|کد مقاله||سال انتشار||مقاله انگلیسی||ترجمه فارسی||تعداد کلمات|
|148339||2017||45 صفحه PDF||سفارش دهید||11624 کلمه|
Publisher : Elsevier - Science Direct (الزویر - ساینس دایرکت)
Journal : Computers & Chemical Engineering, Volume 101, 9 June 2017, Pages 110-124
The inversion of latent-variable models is an effective tool to assist the determination of the design space (DS) of a new pharmaceutical product. A challenging issue in partial least-square (PLS) regression model inversion is to describe how the uncertainty on the model outputs (product quality) relates to the uncertainty on the model inputs (raw material properties and process parameters).

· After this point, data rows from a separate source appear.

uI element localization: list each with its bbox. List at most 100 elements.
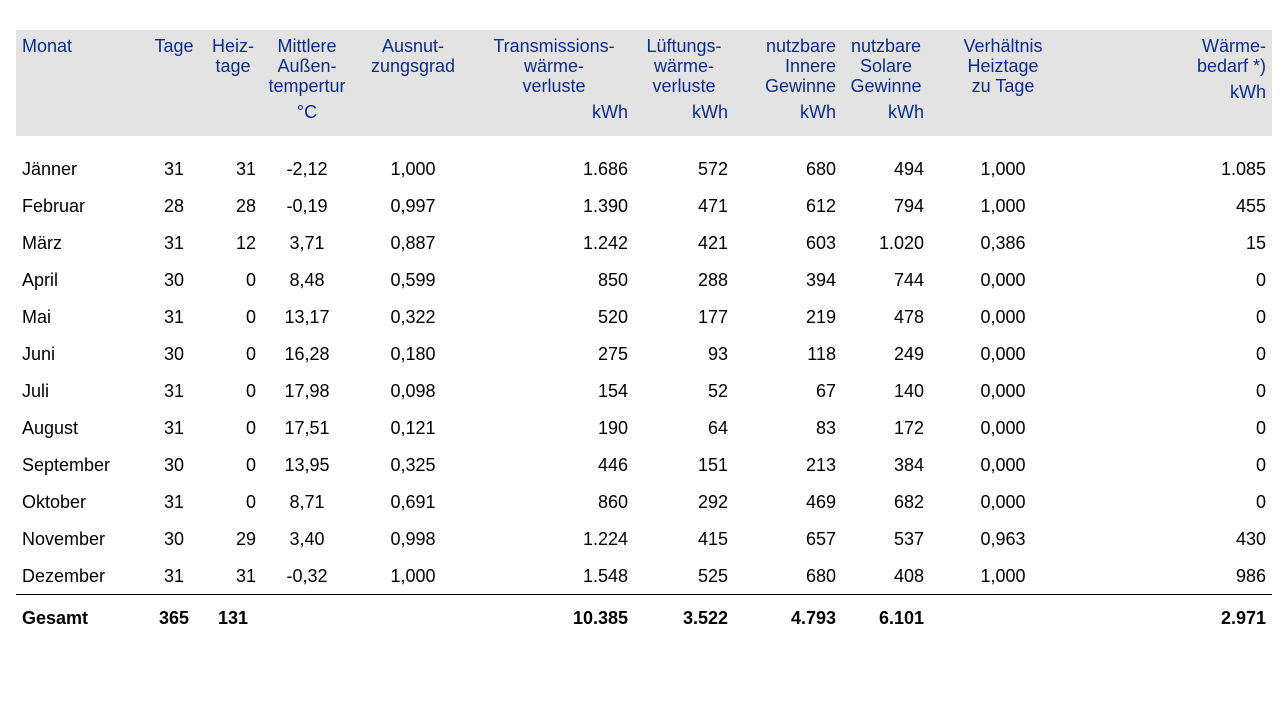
table-cell: 0,691 <box>390 491 436 512</box>
table-cell: 13,95 <box>284 454 330 475</box>
table-cell: Jänner <box>22 158 78 179</box>
column-header: Lüftungs- wärme- verluste kWh <box>634 30 734 136</box>
table-cell: 275 <box>597 343 628 364</box>
table-cell: 1,000 <box>980 158 1026 179</box>
table-row: September 30 0 13,95 0,325 446 151 213 384 0,000 0 <box>16 446 1272 483</box>
table-cell: November <box>22 528 106 549</box>
column-unit: kWh <box>1230 82 1266 102</box>
table-cell: 384 <box>893 454 924 475</box>
table-cell: 12 <box>235 232 256 253</box>
table-cell: 520 <box>597 306 628 327</box>
table-cell: 31 <box>235 565 256 586</box>
table-cell: 28 <box>163 195 185 216</box>
table-cell: 31 <box>235 158 256 179</box>
table-cell: 0,997 <box>390 195 436 216</box>
column-header: nutzbare Solare Gewinne kWh <box>842 30 930 136</box>
total-cell: 365 <box>144 594 204 639</box>
table-cell: 0,000 <box>980 380 1026 401</box>
table-cell: 15 <box>1245 232 1266 253</box>
table-cell: 31 <box>163 232 185 253</box>
table-cell: 1.242 <box>582 232 628 253</box>
table-cell: 0,121 <box>390 417 436 438</box>
table-row: Juni 30 0 16,28 0,180 275 93 118 249 0,000 0 <box>16 335 1272 372</box>
table-cell: 0,322 <box>390 306 436 327</box>
table-cell: 0 <box>245 343 256 364</box>
table-cell: 0 <box>1255 269 1266 290</box>
table-cell: 0,180 <box>390 343 436 364</box>
table-cell: 8,71 <box>289 491 325 512</box>
column-header: Verhältnis Heiztage zu Tage <box>930 30 1076 136</box>
table-cell: -2,12 <box>286 158 328 179</box>
column-header-label: nutzbare Solare Gewinne <box>850 36 922 96</box>
table-cell: 455 <box>1235 195 1266 216</box>
table-cell: 603 <box>805 232 836 253</box>
table-cell: 1.224 <box>582 528 628 549</box>
table-cell: 3,71 <box>289 232 325 253</box>
table-cell: 0,098 <box>390 380 436 401</box>
table-cell: 1.390 <box>582 195 628 216</box>
table-cell: 52 <box>707 380 728 401</box>
table-row: Oktober 31 0 8,71 0,691 860 292 469 682 0,000 0 <box>16 483 1272 520</box>
table-cell: 494 <box>893 158 924 179</box>
table-cell: 0 <box>1255 380 1266 401</box>
table-cell: 0,963 <box>980 528 1026 549</box>
table-row: Mai 31 0 13,17 0,322 520 177 219 478 0,000 0 <box>16 298 1272 335</box>
column-header-label: Wärme- bedarf *) <box>1196 36 1266 76</box>
table-cell: 17,51 <box>284 417 330 438</box>
table-row: Jänner 31 31 -2,12 1,000 1.686 572 680 494 1,000 1… <box>16 136 1272 187</box>
table-cell: 430 <box>1235 528 1266 549</box>
column-unit: kWh <box>800 102 836 122</box>
table-cell: 0 <box>245 417 256 438</box>
table-cell: 680 <box>805 158 836 179</box>
column-unit: kWh <box>888 102 924 122</box>
table-cell: 67 <box>815 380 836 401</box>
table-cell: 415 <box>697 528 728 549</box>
table-cell: 0,000 <box>980 306 1026 327</box>
table-cell: 0 <box>1255 491 1266 512</box>
table-cell: April <box>22 269 59 290</box>
table-cell: 0,000 <box>980 491 1026 512</box>
table-header: Monat Tage Heiz- tage Mittlere Außen- tempe… <box>16 30 1272 136</box>
table-cell: 0,599 <box>390 269 436 290</box>
table-cell: Mai <box>22 306 52 327</box>
column-header: Mittlere Außen- tempertur °C <box>262 30 352 136</box>
table-cell: 0 <box>1255 417 1266 438</box>
table-cell: 151 <box>697 454 728 475</box>
table-cell: 0 <box>1255 454 1266 475</box>
total-cell: 4.793 <box>734 594 842 639</box>
column-header-label: Heiz- tage <box>211 36 254 76</box>
table-cell: 118 <box>807 343 836 364</box>
column-header-label: nutzbare Innere Gewinne <box>764 36 836 96</box>
table-row: August 31 0 17,51 0,121 190 64 83 172 0,000 0 <box>16 409 1272 446</box>
table-row: Dezember 31 31 -0,32 1,000 1.548 525 680 408 1,00… <box>16 557 1272 595</box>
total-cell: 2.971 <box>1076 594 1272 639</box>
total-cell <box>262 594 352 639</box>
column-header-label: Tage <box>154 36 194 56</box>
total-cell: 10.385 <box>474 594 634 639</box>
table-cell: 1,000 <box>390 158 436 179</box>
table-cell: 408 <box>893 565 924 586</box>
column-header-label: Lüftungs- wärme- verluste <box>646 36 722 96</box>
column-header: Heiz- tage <box>204 30 262 136</box>
table-cell: 28 <box>235 195 256 216</box>
table-cell: 30 <box>163 528 185 549</box>
table-row: März 31 12 3,71 0,887 1.242 421 603 1.020 0,386 15 <box>16 224 1272 261</box>
table-row: Februar 28 28 -0,19 0,997 1.390 471 612 794 1,000… <box>16 187 1272 224</box>
table-cell: 469 <box>805 491 836 512</box>
column-header-label: Transmissions- wärme- verluste <box>493 36 615 96</box>
total-cell <box>930 594 1076 639</box>
column-header: Tage <box>144 30 204 136</box>
table-cell: 31 <box>163 306 185 327</box>
table-cell: -0,32 <box>286 565 328 586</box>
table-cell: 680 <box>805 565 836 586</box>
table-row: April 30 0 8,48 0,599 850 288 394 744 0,000 0 <box>16 261 1272 298</box>
table-cell: 657 <box>805 528 836 549</box>
table-footer: Gesamt 365 131 10.385 3.522 4.793 6.101 2.971 <box>16 594 1272 639</box>
column-unit: kWh <box>692 102 728 122</box>
total-row: Gesamt 365 131 10.385 3.522 4.793 6.101 2.971 <box>16 594 1272 639</box>
table-cell: 612 <box>805 195 836 216</box>
column-header-label: Verhältnis Heiztage zu Tage <box>963 36 1043 96</box>
table-cell: 29 <box>235 528 256 549</box>
column-header: Monat <box>16 30 144 136</box>
table-cell: 682 <box>893 491 924 512</box>
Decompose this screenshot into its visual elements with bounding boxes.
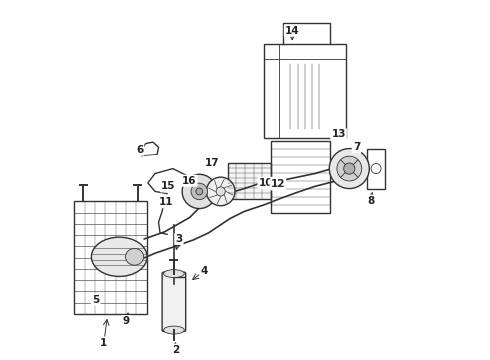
Circle shape [337, 156, 362, 181]
Circle shape [182, 174, 217, 208]
Text: 5: 5 [92, 295, 99, 305]
Text: 15: 15 [161, 181, 175, 192]
Bar [264, 44, 346, 138]
Text: 8: 8 [367, 196, 374, 206]
Text: 10: 10 [258, 178, 273, 188]
Bar [228, 163, 270, 199]
Circle shape [206, 177, 235, 206]
Text: 1: 1 [100, 338, 107, 347]
Circle shape [329, 149, 369, 189]
Bar [270, 141, 330, 213]
Bar [367, 149, 385, 189]
Circle shape [216, 187, 225, 196]
Circle shape [343, 163, 355, 174]
Text: 12: 12 [270, 179, 285, 189]
FancyBboxPatch shape [162, 272, 186, 332]
Text: 14: 14 [285, 26, 299, 36]
Text: 2: 2 [172, 345, 179, 355]
Ellipse shape [164, 326, 184, 334]
Text: 3: 3 [175, 234, 183, 244]
Text: 13: 13 [331, 129, 346, 139]
Bar [74, 202, 147, 314]
Text: 11: 11 [158, 197, 173, 207]
Text: 16: 16 [182, 176, 196, 186]
Text: 6: 6 [136, 145, 143, 155]
Text: 9: 9 [123, 316, 130, 326]
Text: 4: 4 [200, 266, 208, 276]
Ellipse shape [164, 270, 184, 278]
Circle shape [191, 183, 207, 200]
Ellipse shape [92, 237, 147, 276]
Text: 7: 7 [353, 142, 360, 152]
Text: 17: 17 [205, 158, 220, 168]
Ellipse shape [125, 248, 144, 265]
Circle shape [196, 188, 203, 195]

In this study, a methodology to relate the uncertainty on the output of a PLS model to the uncertainty on the model inputs is proposed. Two uncertainty back-propagation models are formulated and critically compared. Frequentist confidence regions (CRs) for the solution of the inversion problem are built. These CRs represent a subspace of the historical knowledge space within which the DS of the product to be developed is likely to lie with assigned confidence level. The input combinations that belong to these CRs (and that are consistent with the historical calibration data set) should be primarily investigated when an experimental campaign is to be performed to determine the DS. The proposed methodology is tested on three different case studies, two of which involve experimental data taken from the literature, respectively, on a roller compactor and on a wet granulator. It is shown that both uncertainty back-propagation models are effective in bracketing the DS, with the second model outperforming the first one in terms of shrinkage of the space within which experiments should be carried out to identify the DS.